Australia’s government-owned post monopoly, Australia Post, unveiled its annual report yesterday, with the business reporting revenue of $4.5 billion (up from $4.32 billion last year) and net profit of $367.9 million (up a solid 7.8%). The improved result was spurred by a burgeoning parcels and logistics business, which boosted pre-tax profit by a stunning 24% to $220.5 million. The parcels and logistics business for the first time overtook the letters business and now accounts for 43% of EBIT.

As noted by the AFR, the parcels and logistics business consists of the domestic parcel business, Sai Cheng Logistics (a joint venture with China Post and Express Courier International) and Star Track Express (the business acquired from rich lister, Greg Poche).
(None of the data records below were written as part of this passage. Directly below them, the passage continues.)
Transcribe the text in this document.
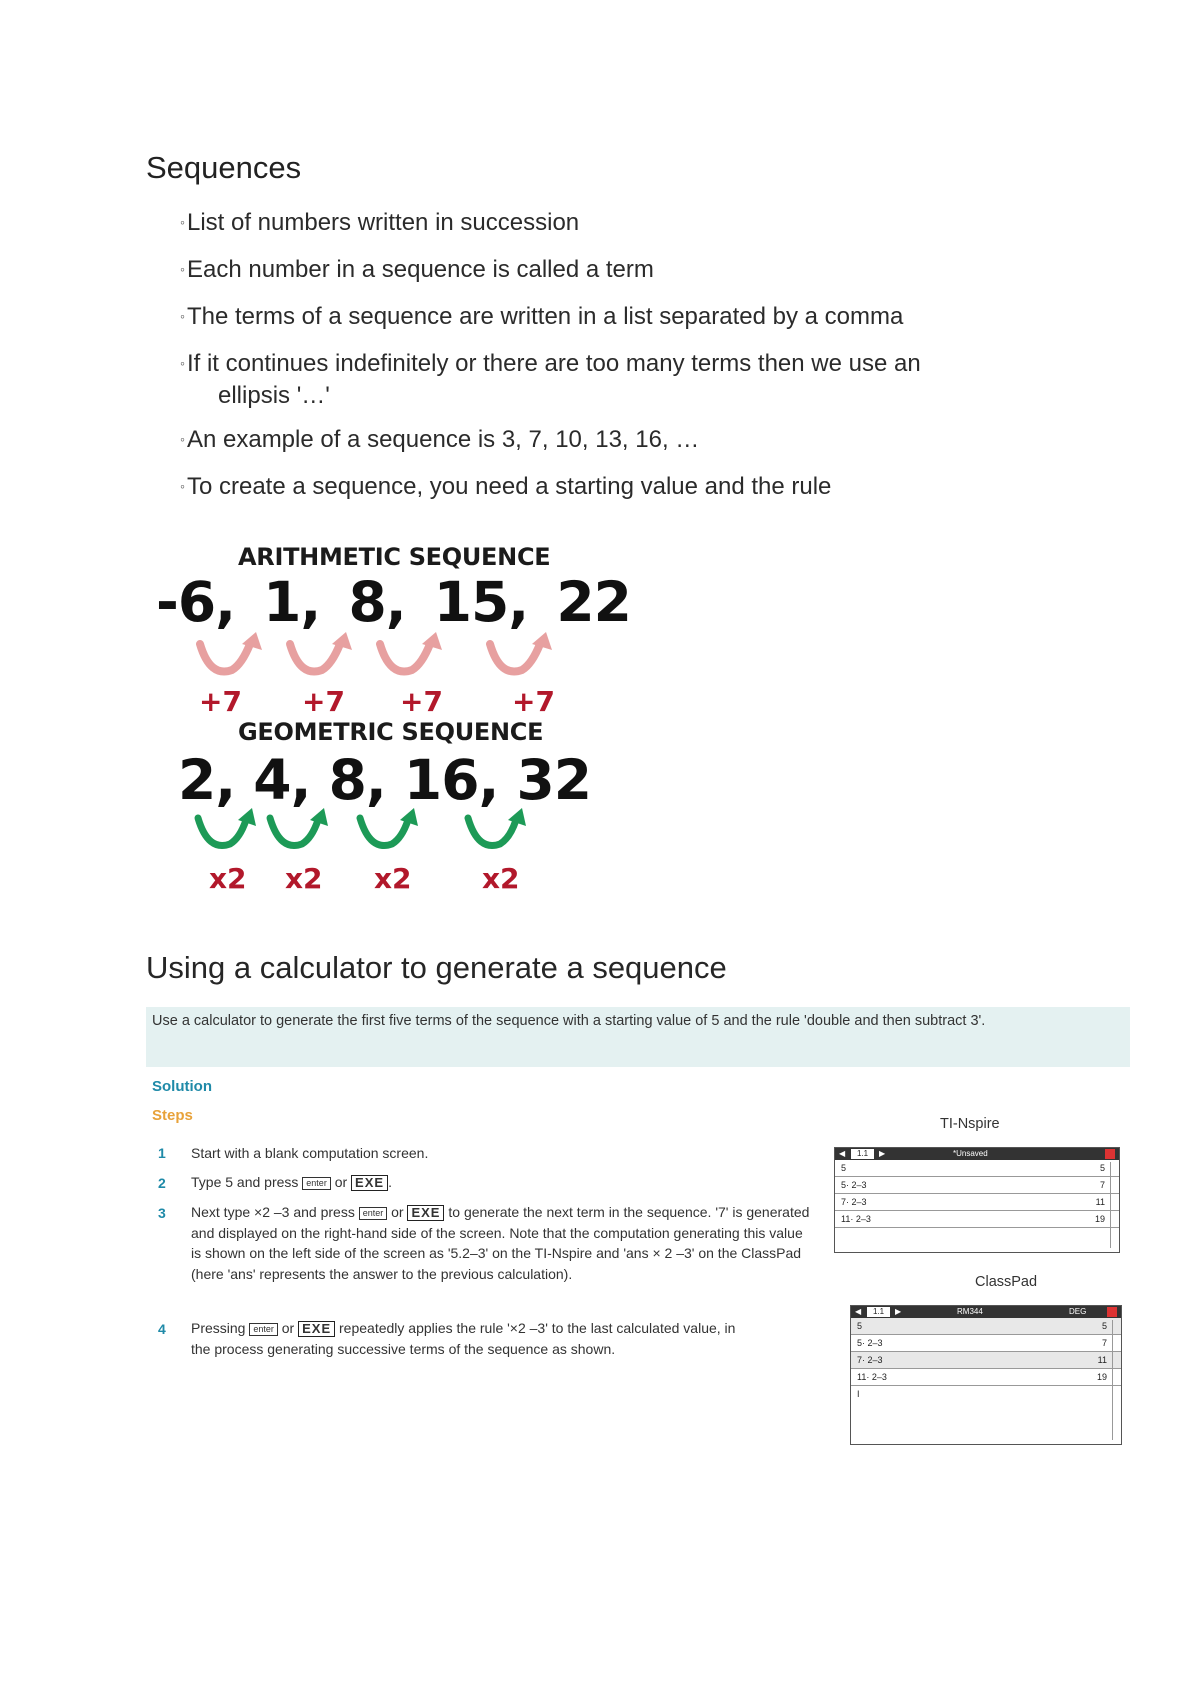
Sequences
◦List of numbers written in succession
◦Each number in a sequence is called a term
◦The terms of a sequence are written in a list separated by a comma
◦If it continues indefinitely or there are too many terms then we use an
ellipsis '…'
◦An example of a sequence is 3, 7, 10, 13, 16, …
◦To create a sequence, you need a starting value and the rule
ARITHMETIC SEQUENCE
-6, 1, 8, 15, 22
+7 +7 +7 +7
GEOMETRIC SEQUENCE
2, 4, 8, 16, 32
x2 x2 x2	x2
Using a calculator to generate a sequence
Use a calculator to generate the first five terms of the sequence with a starting value of 5 and the rule 'double and then subtract 3'.
Solution
Steps
1 Start with a blank computation screen.
2 Type 5 and press enter or EXE .
3 Next type ×2 –3 and press enter or EXE to generate the next term in the sequence. '7' is generated and displayed on the right-hand side of the screen. Note that the computation generating this value is shown on the left side of the screen as '5.2–3' on the TI-Nspire and 'ans × 2 –3' on the ClassPad (here 'ans' represents the answer to the previous calculation).
4 Pressing enter or EXE repeatedly applies the rule '×2 –3' to the last calculated value, in the process generating successive terms of the sequence as shown.
TI-Nspire
◀	1.1	▶	*Unsaved
5	5
5· 2–3	7
7· 2–3	11
11· 2–3	19
ClassPad
◀	1.1	▶	RM344	DEG
5	5
5· 2–3	7
7· 2–3	11
11· 2–3	19
I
While the Federal and various State Governments have been on a privatisation rampage in recent years, Australia Post remains a protected species. This much was observed by the AFR’s editorial yesterday, noting that there is “no appetite for selling Australia Post” in Canberra, and:

Privatising [Australia Post] would require revealing and justifying the subsidy involved in supporting a standard price letter service to rural customers. Add to that the inevitable dire warnings about country post office closures, and the cost to the coalition partners – the Nationals – is simply too high.

Australia Post’s logistics and retail operations act like a very well-run private company, albeit with a few monopoly privileges thrown in. At a minimum, there is absolutely no reason for keeping those businesses in public hands, while at the same time privatising water services, electricity distribution, electricity generation, many health services, and of course telecommunications.

Privatising the postal services is not a debate exclusive to Australia. Japan’s President Junichiro Koizumi dissolved the lower house of Japan’s Parliament and won a subsequent election primarily on the basis of privatising Japan’s postal service (which also provides banking and insurance products). Even the formerly communist Czech Republic has stated that Czech Post could be transformed into a private company by 2008.

The German Government privatised the giant Deutsch Post back in 2000. It is now the world’s leading logistics provider (under the DHL brand) and has earnings before interest and tax more than €3.7 billion.

Another successful mail privatisation occurred in the Netherlands, where KPN (the Dutch postal service) spun off its mail, express and logistics services in 1998. The group was later renamed TNT Post Group and is currently listed on the New York, Amsterdam, London and Frankfurt stock exchanges (the Netherlands government still holds 10% of TNT shares). Since privatising, the group has strongly expanded revenues and profits. Shares in TNT listed on the NYSE have increased from around US$25 in November 2005 to approximately $38 now.

When the Howard Government commenced selling Telstra way back in 1996, it noted the benefits that would emanate from the privatisation. These benefits included “better quality services and lower prices, the maximisation of economic efficiency, the avoidance of the conflict of interest that occurs when the Government sets the competitive framework for an industry while owning one of the major players [and] economic benefits associated with the reduction of government debt and associated interest payments. “

The question must be asked – if the Australian people benefit from Telstra being privately owned and more efficiently managed, why should Australians not also benefit Australia Post being privately owned, efficiently managed and exposed to competitive pressures?